Notably, glaucoma was associated with higher incident CVD risk in women and younger participants, although CVD events were significantly more common in males and older individuals (P < 0.001, Table 1). The greater influence of glaucoma in a traditionally low-risk CVD group may indicate an independent effect of glaucoma on CVD development. Women with glaucoma are at greater risk for CVD than the general population, highlighting the importance of CVD prevention in these population47. Further studies are required to elucidate these findings.

To the best of our knowledge, this is the first study to investigate the association between glaucoma and incident CVD with consideration of modifiable health behaviors. The major strengths of the present study are the large sample size and the prospective study design. However, our study had certain limitations. We did not divide glaucoma into subtypes. Although we included both self-reported glaucoma and glaucoma based on the ICD diagnostic codes as done in previous reports24, the definition of self-reported glaucoma might not be very specific. Second, as this was an observational study, any causal link among glaucoma, lifestyle behaviors, and CVD risk cannot be inferred. Third, the UK Biobank is a cohort of volunteers; overall participants are probably healthier than the general population.
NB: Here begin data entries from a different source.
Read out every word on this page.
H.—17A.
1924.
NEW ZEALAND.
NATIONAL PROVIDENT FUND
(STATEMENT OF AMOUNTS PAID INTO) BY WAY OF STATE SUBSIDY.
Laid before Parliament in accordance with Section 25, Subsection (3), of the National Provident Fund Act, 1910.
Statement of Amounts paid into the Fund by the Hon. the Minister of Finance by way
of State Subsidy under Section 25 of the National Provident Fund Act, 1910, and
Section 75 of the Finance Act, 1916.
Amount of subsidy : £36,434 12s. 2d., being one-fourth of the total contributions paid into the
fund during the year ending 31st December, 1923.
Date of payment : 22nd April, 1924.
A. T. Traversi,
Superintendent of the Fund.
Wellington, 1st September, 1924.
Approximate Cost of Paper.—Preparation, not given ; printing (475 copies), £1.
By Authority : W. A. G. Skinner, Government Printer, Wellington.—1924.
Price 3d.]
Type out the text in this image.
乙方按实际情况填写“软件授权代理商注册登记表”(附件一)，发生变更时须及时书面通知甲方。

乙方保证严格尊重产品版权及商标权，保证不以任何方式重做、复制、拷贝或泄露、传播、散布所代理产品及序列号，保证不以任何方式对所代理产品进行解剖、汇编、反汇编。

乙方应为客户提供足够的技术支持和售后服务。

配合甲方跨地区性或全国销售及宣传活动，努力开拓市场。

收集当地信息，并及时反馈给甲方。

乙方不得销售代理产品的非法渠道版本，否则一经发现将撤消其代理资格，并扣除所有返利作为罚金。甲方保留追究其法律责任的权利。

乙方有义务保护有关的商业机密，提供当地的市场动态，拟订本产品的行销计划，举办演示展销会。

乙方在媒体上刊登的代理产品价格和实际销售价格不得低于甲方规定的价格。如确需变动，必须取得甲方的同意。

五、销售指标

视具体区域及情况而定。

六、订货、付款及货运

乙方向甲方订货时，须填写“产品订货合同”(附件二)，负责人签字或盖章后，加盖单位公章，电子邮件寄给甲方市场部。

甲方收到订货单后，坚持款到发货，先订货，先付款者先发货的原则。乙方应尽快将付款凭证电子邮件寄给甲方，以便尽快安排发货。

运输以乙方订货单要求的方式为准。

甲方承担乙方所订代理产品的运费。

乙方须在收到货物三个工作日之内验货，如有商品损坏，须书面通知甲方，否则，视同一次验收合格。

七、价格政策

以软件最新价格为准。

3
Fourth, the proportion of participants with current smoking in the glaucoma group was relatively less than other subgroups, which could have affected the association between smoking and risk of incident CVD. Finally, our quality control process excluded participants, perhaps creating selection bias. Finally, our quality control process excluded participants, perhaps creating selection bias.

In conclusion, we present a large epidemiological study of the association between glaucoma and CVD. Glaucoma was an independent risk factor for incident CVD. Stronger associations were evident in women and those younger than 55 years. Glaucoma patients with a healthy lifestyle were at a markedly reduced risk for new-onset CVD. Our findings further support benefits of adherence to a healthy lifestyle in reducing subsequent burden of cardiovascular complications in patients with glaucoma.